I am working on a multi-label text classification problem(Total target labels 90). The data distribution has a long tail and around 1900k records. Currently, I am working on a small sample of around 100k records with similar target distribution.
Some algorithms provide functionality to handle class imbalance like PAC, LinearSVC. Currently, I am also doing SMOTE to generate samples for all except majority and RandomUnderSampler to suppress the imbalance from the majority class.
Is it right to use both the algorithm parameter & imblearn pipelines at the same time to handle class imbalance?

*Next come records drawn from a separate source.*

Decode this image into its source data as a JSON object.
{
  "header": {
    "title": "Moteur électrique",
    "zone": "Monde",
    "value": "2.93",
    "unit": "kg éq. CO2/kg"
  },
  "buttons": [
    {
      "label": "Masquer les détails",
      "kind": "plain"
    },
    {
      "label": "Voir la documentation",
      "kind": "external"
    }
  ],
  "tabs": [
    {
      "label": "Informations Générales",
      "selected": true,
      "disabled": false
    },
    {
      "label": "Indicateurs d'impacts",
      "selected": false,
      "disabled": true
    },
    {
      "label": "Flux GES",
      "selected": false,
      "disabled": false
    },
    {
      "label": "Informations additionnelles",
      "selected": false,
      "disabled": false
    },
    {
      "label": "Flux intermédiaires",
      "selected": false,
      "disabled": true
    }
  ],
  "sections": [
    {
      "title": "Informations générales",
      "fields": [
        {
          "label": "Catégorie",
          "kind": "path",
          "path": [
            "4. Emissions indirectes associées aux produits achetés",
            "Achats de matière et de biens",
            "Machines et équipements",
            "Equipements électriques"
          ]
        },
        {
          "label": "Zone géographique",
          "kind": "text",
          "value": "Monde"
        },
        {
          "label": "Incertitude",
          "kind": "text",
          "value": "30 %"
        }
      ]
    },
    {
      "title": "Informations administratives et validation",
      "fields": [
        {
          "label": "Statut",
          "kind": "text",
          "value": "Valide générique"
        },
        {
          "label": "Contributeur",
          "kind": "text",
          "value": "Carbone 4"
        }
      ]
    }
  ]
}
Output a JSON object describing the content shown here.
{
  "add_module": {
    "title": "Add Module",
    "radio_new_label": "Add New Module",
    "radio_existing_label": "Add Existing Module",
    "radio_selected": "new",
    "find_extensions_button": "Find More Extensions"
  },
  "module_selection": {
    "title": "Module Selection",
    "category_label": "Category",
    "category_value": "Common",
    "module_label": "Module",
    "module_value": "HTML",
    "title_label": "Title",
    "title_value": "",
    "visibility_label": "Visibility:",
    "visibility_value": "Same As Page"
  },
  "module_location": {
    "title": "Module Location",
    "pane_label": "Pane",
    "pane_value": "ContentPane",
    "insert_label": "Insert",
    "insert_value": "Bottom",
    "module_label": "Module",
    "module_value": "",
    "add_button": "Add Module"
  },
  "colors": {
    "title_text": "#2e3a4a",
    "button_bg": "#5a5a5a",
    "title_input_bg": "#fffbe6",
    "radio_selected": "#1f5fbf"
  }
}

feat_pipeline = FeatureUnion([('text', text_pipeline)])
estimators_list = [
('PAC',PassiveAggressiveClassifier(max_iter=5000,random_state=0,class_weight='balanced')),
('linearSVC', LinearSVC(class_weight='balanced'))
]
estimators_ensemble = StackingClassifier(estimators=estimators_list,
final_estimator=LogisticRegression(solver='lbfgs',max_iter=5000))
ovr_ensemble = OneVsRestClassifier(estimators_ensemble)
classifier_pipeline = imblearnPipeline([
('features', feat_pipeline),
('over_sampling', SMOTE(sampling_strategy='auto')), # resample all classes but the majority class;
('under_sampling',RandomUnderSampler(sampling_strategy='auto')), # resample all classes but the minority class;
('ovr_ensemble', ovr_ensemble)
])